Case Study: Small Non-Profit Benefits
- Benjamin Klein
- Mar 17
- 2 min read
Quick Facts
Industry: Non-Profit
Location: Milford
FT Employees: 7
Select Team Access
The Organization had been working with a national brokerage for several years. At one point, they were assigned a local sales rep, but over time, the brokerage opted for team approach for employers of this size. This resulted in the Executive Director and Operations Director having access to a general mailbox reviewed by 7 individuals located across the country. The employees were essentially told to contact the insurance company with any issues.
"Wrong" Medical Plan
As the relationship was based mostly on emails, selecting a medical plan for the upcoming plan became a nightmare. The Organization was with Anthem Blue Cross and Blue Shield, which began offering plan designs with different networks in 2025. The Organization, not being told what the differences were, opted for the less expensive option, which, included a Connecticut-based network. While the staff all reside in CT, the non-profit works with individuals with conditions where it's very common to seak care outside of the state.
CTPFL vs. Disability
The Organization provided employees with both short-term and long-term disability benefits, both paid at 100%, through an insurance company with very small market-share in Connecticut. There was little understanding of how the disability plans worked in conjunction with CT Paid Family Leave and/or whether the coverage was cost-effective.
Moving to Tzedakah House
The Organization quickly decided to change to Tzedakah House for their benefits needs. In doing so, the key contacts and staff all got access to in-person and local assistance when it comes to determining what plans to offer and how to best resolve issues that arise.

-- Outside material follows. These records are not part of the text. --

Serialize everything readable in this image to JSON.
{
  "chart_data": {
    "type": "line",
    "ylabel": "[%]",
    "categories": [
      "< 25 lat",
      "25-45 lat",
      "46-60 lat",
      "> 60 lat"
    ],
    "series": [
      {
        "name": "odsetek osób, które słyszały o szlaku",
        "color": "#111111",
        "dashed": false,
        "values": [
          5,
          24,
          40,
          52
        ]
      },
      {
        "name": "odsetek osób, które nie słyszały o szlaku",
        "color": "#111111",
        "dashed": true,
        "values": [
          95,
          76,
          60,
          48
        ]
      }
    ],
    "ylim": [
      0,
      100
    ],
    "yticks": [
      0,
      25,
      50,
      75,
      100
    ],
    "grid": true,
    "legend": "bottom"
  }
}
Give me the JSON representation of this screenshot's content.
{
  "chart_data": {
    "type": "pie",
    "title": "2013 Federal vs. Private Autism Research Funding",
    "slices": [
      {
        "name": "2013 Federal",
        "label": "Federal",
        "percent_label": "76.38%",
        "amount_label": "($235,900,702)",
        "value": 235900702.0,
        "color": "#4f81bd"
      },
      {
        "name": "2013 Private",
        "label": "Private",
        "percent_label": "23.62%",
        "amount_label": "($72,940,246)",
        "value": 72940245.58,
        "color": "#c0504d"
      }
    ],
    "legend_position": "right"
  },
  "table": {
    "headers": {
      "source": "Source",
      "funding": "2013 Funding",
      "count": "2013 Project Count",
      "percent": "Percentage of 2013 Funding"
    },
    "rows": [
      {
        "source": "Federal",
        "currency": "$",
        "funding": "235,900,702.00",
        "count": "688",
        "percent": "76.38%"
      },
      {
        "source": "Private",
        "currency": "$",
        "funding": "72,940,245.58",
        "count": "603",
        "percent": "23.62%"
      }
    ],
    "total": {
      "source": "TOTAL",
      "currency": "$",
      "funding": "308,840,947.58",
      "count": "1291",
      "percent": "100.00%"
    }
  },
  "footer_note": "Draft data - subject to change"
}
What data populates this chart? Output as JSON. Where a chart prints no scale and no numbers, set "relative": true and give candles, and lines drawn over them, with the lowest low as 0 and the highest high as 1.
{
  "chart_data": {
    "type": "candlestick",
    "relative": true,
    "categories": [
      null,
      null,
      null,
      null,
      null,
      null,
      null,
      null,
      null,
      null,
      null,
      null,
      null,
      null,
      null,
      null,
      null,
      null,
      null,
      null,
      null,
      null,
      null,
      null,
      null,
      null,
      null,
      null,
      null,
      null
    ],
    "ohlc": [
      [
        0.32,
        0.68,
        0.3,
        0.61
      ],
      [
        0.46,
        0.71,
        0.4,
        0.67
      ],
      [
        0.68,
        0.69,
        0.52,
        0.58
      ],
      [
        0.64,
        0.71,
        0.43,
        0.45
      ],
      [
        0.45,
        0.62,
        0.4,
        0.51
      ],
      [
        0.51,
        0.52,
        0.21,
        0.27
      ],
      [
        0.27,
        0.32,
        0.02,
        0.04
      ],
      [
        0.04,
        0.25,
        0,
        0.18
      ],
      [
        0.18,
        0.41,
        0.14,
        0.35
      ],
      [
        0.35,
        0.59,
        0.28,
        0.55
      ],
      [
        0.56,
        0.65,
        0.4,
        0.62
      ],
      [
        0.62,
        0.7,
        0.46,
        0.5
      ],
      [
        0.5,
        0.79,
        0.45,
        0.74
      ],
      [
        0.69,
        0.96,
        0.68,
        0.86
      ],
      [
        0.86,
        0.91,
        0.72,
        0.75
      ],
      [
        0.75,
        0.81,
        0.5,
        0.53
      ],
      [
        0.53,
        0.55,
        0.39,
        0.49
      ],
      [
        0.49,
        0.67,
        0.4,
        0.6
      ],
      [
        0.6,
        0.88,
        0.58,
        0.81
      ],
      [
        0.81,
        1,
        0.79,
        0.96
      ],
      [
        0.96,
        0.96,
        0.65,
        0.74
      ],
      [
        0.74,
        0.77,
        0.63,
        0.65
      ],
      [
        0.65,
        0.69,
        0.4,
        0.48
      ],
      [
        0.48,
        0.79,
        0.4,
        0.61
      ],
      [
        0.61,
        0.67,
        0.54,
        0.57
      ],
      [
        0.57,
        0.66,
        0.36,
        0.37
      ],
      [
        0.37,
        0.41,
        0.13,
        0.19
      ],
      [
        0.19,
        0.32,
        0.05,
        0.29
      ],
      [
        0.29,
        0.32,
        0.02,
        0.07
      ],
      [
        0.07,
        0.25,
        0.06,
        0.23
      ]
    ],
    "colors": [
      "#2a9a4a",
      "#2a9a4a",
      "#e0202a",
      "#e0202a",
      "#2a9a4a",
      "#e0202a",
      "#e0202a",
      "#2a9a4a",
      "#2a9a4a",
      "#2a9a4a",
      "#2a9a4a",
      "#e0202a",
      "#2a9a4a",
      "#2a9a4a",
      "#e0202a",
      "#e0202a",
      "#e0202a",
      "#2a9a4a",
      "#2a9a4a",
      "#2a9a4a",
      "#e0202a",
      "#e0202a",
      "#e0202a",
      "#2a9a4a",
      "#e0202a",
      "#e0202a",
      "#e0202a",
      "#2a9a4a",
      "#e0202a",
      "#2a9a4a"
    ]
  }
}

Tzedakah House conducted a "Lunch & Learn" session with the employees to review how the medical policy worked, provide best practices on utilitizing the coverage, and answer questions. One employee asked for help with a large claim issue from 2024, which involved many calls to the insurance company and the hospital's billing department.
In quoting the disability market, after revieiwng how the existing plans were structured, Tzedakah House was able to replace the incumbent coverage with indentical benefits for $5,000 less annually. One of the key factors was changing to a composite rate. The Organization added employer-paid life and an EAP with a small portion of the savings.